You can use a special validation value set to let your users enter an entire key flexfield combination within a single segment of a descriptive flexfield or report parameter. For example, you may want to pass concatenated key flexfield segments as a parameter to a report. With this type of value set, a user can enter the descriptive flexfield segment or report parameter and then see the "normal" behavior of a key flexfield, such as the key flexfield pop-up window and segment Lists of Values associated with that key flexfield. You can use Oracle Application Object Library flexfield routines to perform flexfield data entry and validation functions on segment values or report parameters.

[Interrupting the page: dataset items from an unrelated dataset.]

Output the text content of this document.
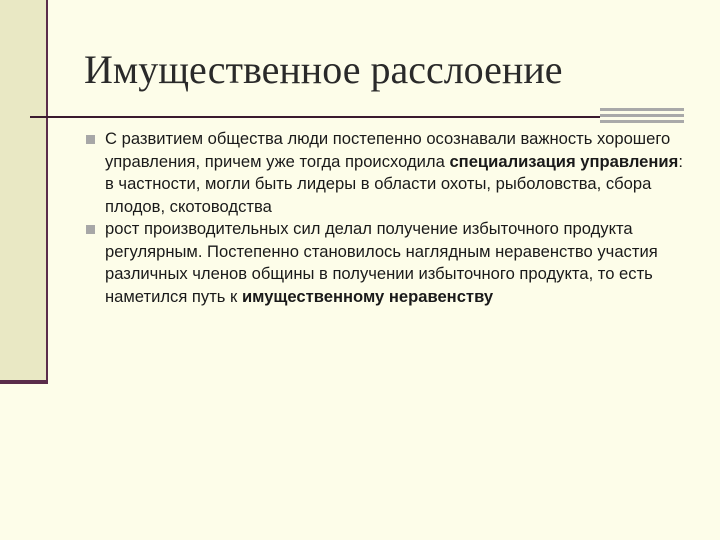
Имущественное расслоение
С развитием общества люди постепенно осознавали важность хорошего управления, причем уже тогда происходила специализация управления: в частности, могли быть лидеры в области охоты, рыболовства, сбора плодов, скотоводства
рост производительных сил делал получение избыточного продукта регулярным. Постепенно становилось наглядным неравенство участия различных членов общины в получении избыточного продукта, то есть наметился путь к имущественному неравенству
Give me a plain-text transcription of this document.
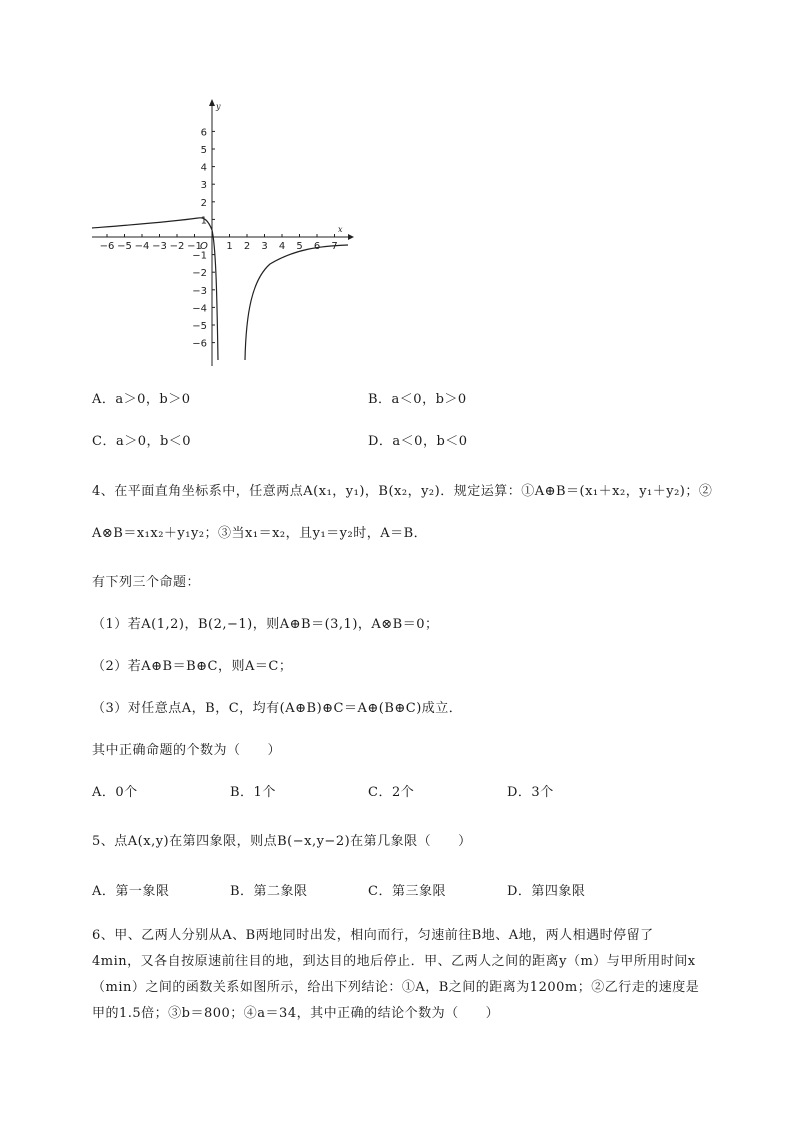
y
x
−6 −5 −4 −3 −2 −1 1 2 3 4 5 6 7
6
5
4
3
2
1
−1
−2
−3
−4
−5
−6
O
A．a＞0，b＞0	B．a＜0，b＞0
C．a＞0，b＜0	D．a＜0，b＜0
4、在平面直角坐标系中，任意两点A(x₁，y₁)，B(x₂，y₂)．规定运算：①A⊕B＝(x₁＋x₂，y₁＋y₂)；②
A⊗B＝x₁x₂＋y₁y₂；③当x₁＝x₂，且y₁＝y₂时，A＝B．
有下列三个命题：
（1）若A(1,2)，B(2,−1)，则A⊕B＝(3,1)，A⊗B＝0；
（2）若A⊕B＝B⊕C，则A＝C；
（3）对任意点A，B，C，均有(A⊕B)⊕C＝A⊕(B⊕C)成立．
其中正确命题的个数为（　　）
A．0个	B．1个	C．2个	D．3个
5、点A(x,y)在第四象限，则点B(−x,y−2)在第几象限（　　）
A．第一象限	B．第二象限	C．第三象限	D．第四象限
6、甲、乙两人分别从A、B两地同时出发，相向而行，匀速前往B地、A地，两人相遇时停留了
4min，又各自按原速前往目的地，到达目的地后停止．甲、乙两人之间的距离y（m）与甲所用时间x
（min）之间的函数关系如图所示，给出下列结论：①A，B之间的距离为1200m；②乙行走的速度是
甲的1.5倍；③b＝800；④a＝34，其中正确的结论个数为（　　）
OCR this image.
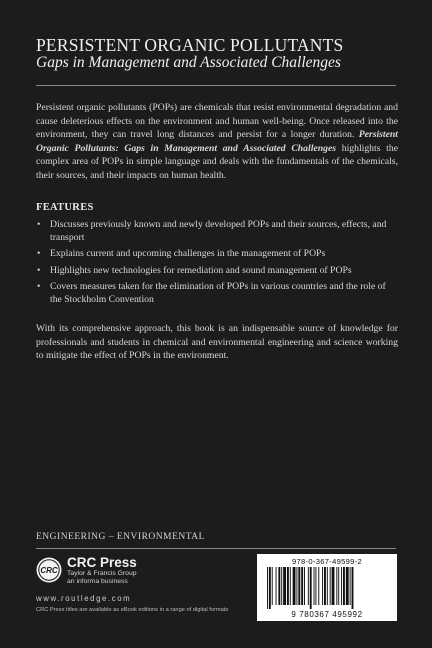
PERSISTENT ORGANIC POLLUTANTS
Gaps in Management and Associated Challenges

Persistent organic pollutants (POPs) are chemicals that resist environmental degradation and cause deleterious effects on the environment and human well-being. Once released into the environment, they can travel long distances and persist for a longer duration. Persistent Organic Pollutants: Gaps in Management and Associated Challenges highlights the complex area of POPs in simple language and deals with the fundamentals of the chemicals, their sources, and their impacts on human health.

FEATURES
• Discusses previously known and newly developed POPs and their sources, effects, and transport
• Explains current and upcoming challenges in the management of POPs
• Highlights new technologies for remediation and sound management of POPs
• Covers measures taken for the elimination of POPs in various countries and the role of the Stockholm Convention

With its comprehensive approach, this book is an indispensable source of knowledge for professionals and students in chemical and environmental engineering and science working to mitigate the effect of POPs in the environment.

ENGINEERING – ENVIRONMENTAL
CRC
CRC Press
Taylor & Francis Group
an informa business
www.routledge.com
CRC Press titles are available as eBook editions in a range of digital formats
978-0-367-49599-2
9 780367 495992
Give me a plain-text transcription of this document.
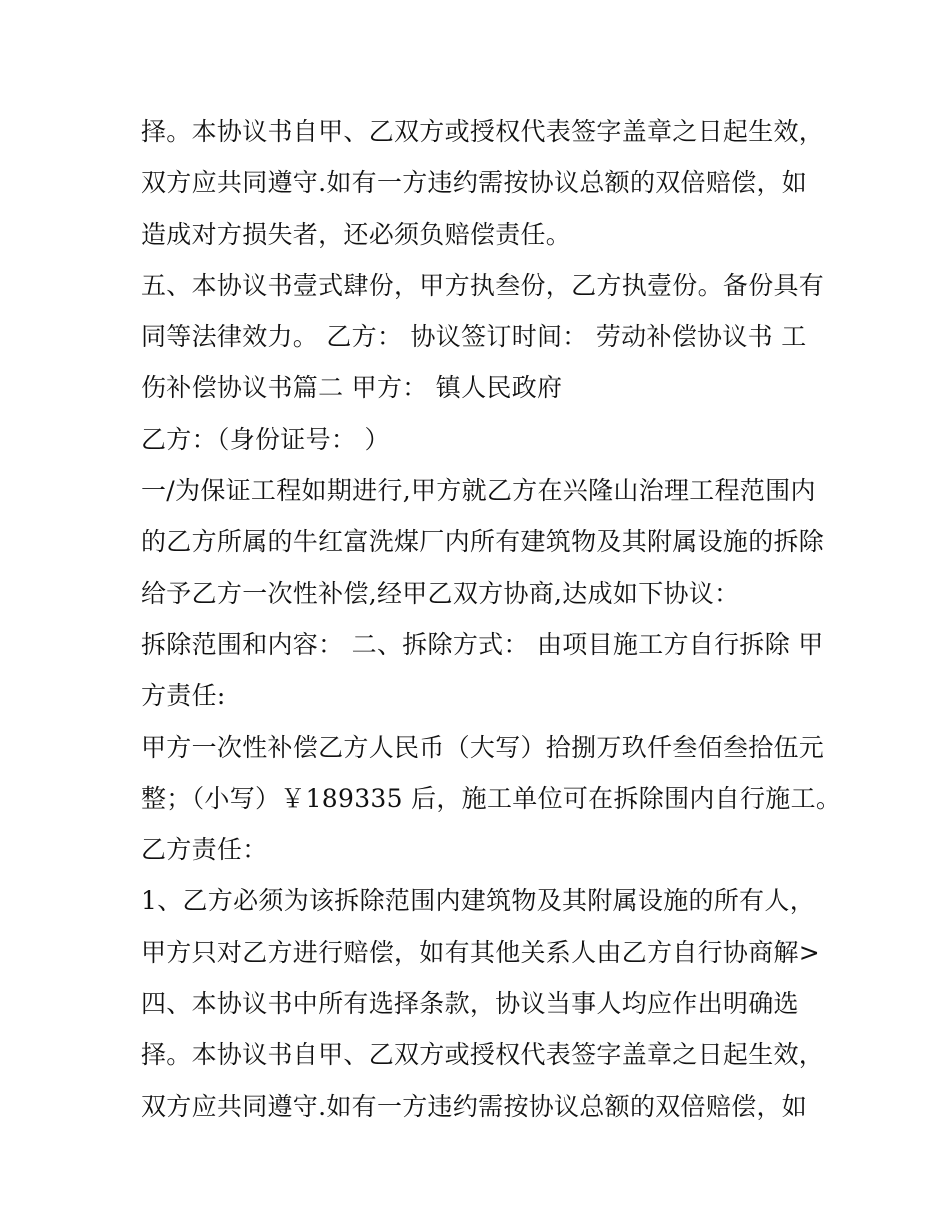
择。本协议书自甲、乙双方或授权代表签字盖章之日起生效，
双方应共同遵守.如有一方违约需按协议总额的双倍赔偿，如
造成对方损失者，还必须负赔偿责任。
五、本协议书壹式肆份，甲方执叁份，乙方执壹份。备份具有
同等法律效力。 乙方： 协议签订时间： 劳动补偿协议书 工
伤补偿协议书篇二 甲方： 镇人民政府
乙方：（身份证号： ）
一/为保证工程如期进行,甲方就乙方在兴隆山治理工程范围内
的乙方所属的牛红富洗煤厂内所有建筑物及其附属设施的拆除
给予乙方一次性补偿,经甲乙双方协商,达成如下协议：
拆除范围和内容： 二、拆除方式： 由项目施工方自行拆除 甲
方责任:
甲方一次性补偿乙方人民币（大写）拾捌万玖仟叁佰叁拾伍元
整；（小写）￥189335 后，施工单位可在拆除围内自行施工。
乙方责任：
1、乙方必须为该拆除范围内建筑物及其附属设施的所有人，
甲方只对乙方进行赔偿，如有其他关系人由乙方自行协商解>
四、本协议书中所有选择条款，协议当事人均应作出明确选
择。本协议书自甲、乙双方或授权代表签字盖章之日起生效，
双方应共同遵守.如有一方违约需按协议总额的双倍赔偿，如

Warning: You should take special care to avoid a situation where you have a value set that contains a flexfield which in turn contains a flexfield (as a value set of one of its segments). There are two situations where this could cause a problem. The first situation (recursion) is where a flexfield calls itself as one of its segments, leading to an infinite chain of pop-up windows. Such a loop may also be indirect. The second potential problem may lead to data truncation and data corruption problems: since a flexfield is often passed as its concatenated flexfield values, the length of these concatenated flexfields can quickly exceed the maximum size of the value set and the underlying segment column in the flexfield table. This is less likely to cause a problem for key flexfields than for descriptive flexfields or range flexfields, because key flexfields are usually passed as a single code combination ID number instead of as concatenated segment values and therefore take less space. Though the Define Value Set form and the Define Segments forms do not prevent you from defining flexfield loops or multiple flexfields within flexfields, you can cause serious truncation problems and possible data corruption problems in your application by allowing this to occur. Plan and define your value sets carefully to avoid these value sets within value sets.